Blue Plaques

JOHNSON, Dame Celia (1908-1982)

Plaque erected in 2008 by English Heritage at 46 Richmond Hill, Richmond, London, TW10 4QX, London Borough of Richmond Upon Thames

All images © English Heritage

Profession

Actress

Category

Theatre and Film

Inscription

Dame CELIA JOHNSON 1908-1982 Actress was born here

Material

Ceramic

Dame Celia Johnson’s name is synonymous with the classic film Brief Encounter (1945). A remarkably versatile and subtle actress, her career also encompassed both West End theatre of the interwar years and television drama of the 1970s.

Celia Johnson
Celia Johnson in 1929 © Sasha/Getty Images

EARLY LIFE

Johnson was born and spent the first 15 years of her life at number 46 Richmond Hill in Richmond upon Thames – now commemorated with a blue plaque. Her father was a popular local doctor and Celia enjoyed a happy, settled childhood. While living here she gave her first public performance – at the age of six – as the beggar maid in King Cophetua and the Beggar Maid, to raise funds for soldiers wounded in the First World War.

TAKING TO THE STAGE

Late in 1926 Johnson entered RADA, where her obvious talent was nurtured by her tutor, Alice Gachet, who sent her to Paris to spend a term studying at the Comédie Française. On leaving RADA in summer 1928, she was engaged for the summer repertory season at the Theatre Royal, Huddersfield. Back in London, Johnson appeared at the Lyric, Hammersmith, which brought her to the attention of the actor-manager Sir Nigel Playfair. Her name was made with a two-year run in Merton Hodge’s The Wind and the Rain, followed by a portrayal of Elizabeth Bennett in Pride and Prejudice and of Mrs de Winter in Rebecca.   

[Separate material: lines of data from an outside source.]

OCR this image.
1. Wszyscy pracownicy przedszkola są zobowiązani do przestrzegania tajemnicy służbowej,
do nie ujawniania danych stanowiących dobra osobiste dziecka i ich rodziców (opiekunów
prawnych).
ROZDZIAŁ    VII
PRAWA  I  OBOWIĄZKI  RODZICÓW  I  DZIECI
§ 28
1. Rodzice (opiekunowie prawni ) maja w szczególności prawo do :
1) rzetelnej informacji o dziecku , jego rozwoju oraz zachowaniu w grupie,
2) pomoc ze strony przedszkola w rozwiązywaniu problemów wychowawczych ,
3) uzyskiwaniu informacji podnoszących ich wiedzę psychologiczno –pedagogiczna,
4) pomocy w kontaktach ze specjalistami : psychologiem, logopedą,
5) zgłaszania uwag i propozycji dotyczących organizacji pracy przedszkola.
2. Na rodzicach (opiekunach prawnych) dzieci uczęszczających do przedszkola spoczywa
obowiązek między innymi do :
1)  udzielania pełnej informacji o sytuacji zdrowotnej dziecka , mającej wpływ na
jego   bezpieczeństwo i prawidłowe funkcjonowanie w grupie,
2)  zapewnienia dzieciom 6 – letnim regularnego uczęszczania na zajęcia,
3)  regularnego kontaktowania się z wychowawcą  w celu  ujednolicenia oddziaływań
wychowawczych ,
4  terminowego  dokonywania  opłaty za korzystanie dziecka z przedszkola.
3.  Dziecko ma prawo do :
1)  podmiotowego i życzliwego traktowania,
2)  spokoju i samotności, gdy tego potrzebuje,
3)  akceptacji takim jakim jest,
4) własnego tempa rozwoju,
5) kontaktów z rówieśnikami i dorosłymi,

Celia Johnson as Elizabeth Bennet and Hugh Williams as Mr Darcy
Celia Johnson as Elizabeth Bennet and Hugh Williams as Mr Darcy in a scene from Pride and Prejudice at the St James’s Theatre, London in 1936 © Popperfoto via Getty Images/Getty Images

The War Years

In December 1935 Johnson married the journalist and travel writer Peter Fleming, brother of James Bond author Ian Fleming. During the war she joined the Women’s Auxiliary Police Corps and later appeared in a publicity film about the ATS, We Serve (1942), directed by Carol Reed. Given the demands made on her time by family life and her war duties, Johnson turned to radio and film work as it was less time-consuming than the theatre. In 1941 she made In Which We Serve with Noël Coward and David Lean, followed in 1943 by This Happy Breed with the same team. 

Brief Encounter

The success of these two films prompted Lean and Coward to adapt Coward’s short play Still Life for the screen as Brief Encounter. Johnson was in her element playing the heroine, Laura Jesson, a conventional middle-class housewife who falls in love with a doctor, played by Trevor Howard, after a chance meeting in a station buffet. The film remains a defining moment in British cinematic history and Johnson’s most celebrated role. Brief Encounter received three Oscar nominations, including Best Actress for Johnson. It also won the Palm D’Or at the 1946 Cannes Film Festival, and in 1999 was named the second greatest British film of all time by the British Film Institute. 

Celia Johnson as Laura Jesson and Cyril Raymond as Fred Jesson
Celia Johnson as Laura Jesson and Cyril Raymond as Fred Jesson in Brief Encounter (1945) © John Springer Collection/CORBIS/Corbis via Getty Images

Later Life

In the decade after the war, Johnson’s acting career took second place to her family life. An inspired pairing with Ralph Richardson in Robert Bolt’s The Flowering Cherry proved a welcome return to the stage in 1957. The following year she was awarded the CBE ‘for services to the theatre’. The 1960s saw Johnson join the National Theatre Company and she also appeared in the film adaptation of The Prime of Miss Jean Brodie (1968). She later discovered a talent for television drama that sustained her through the 1970s. 

In 1981 Celia Johnson was honoured with a DBE, the ninth theatrical Dame since the Second World War.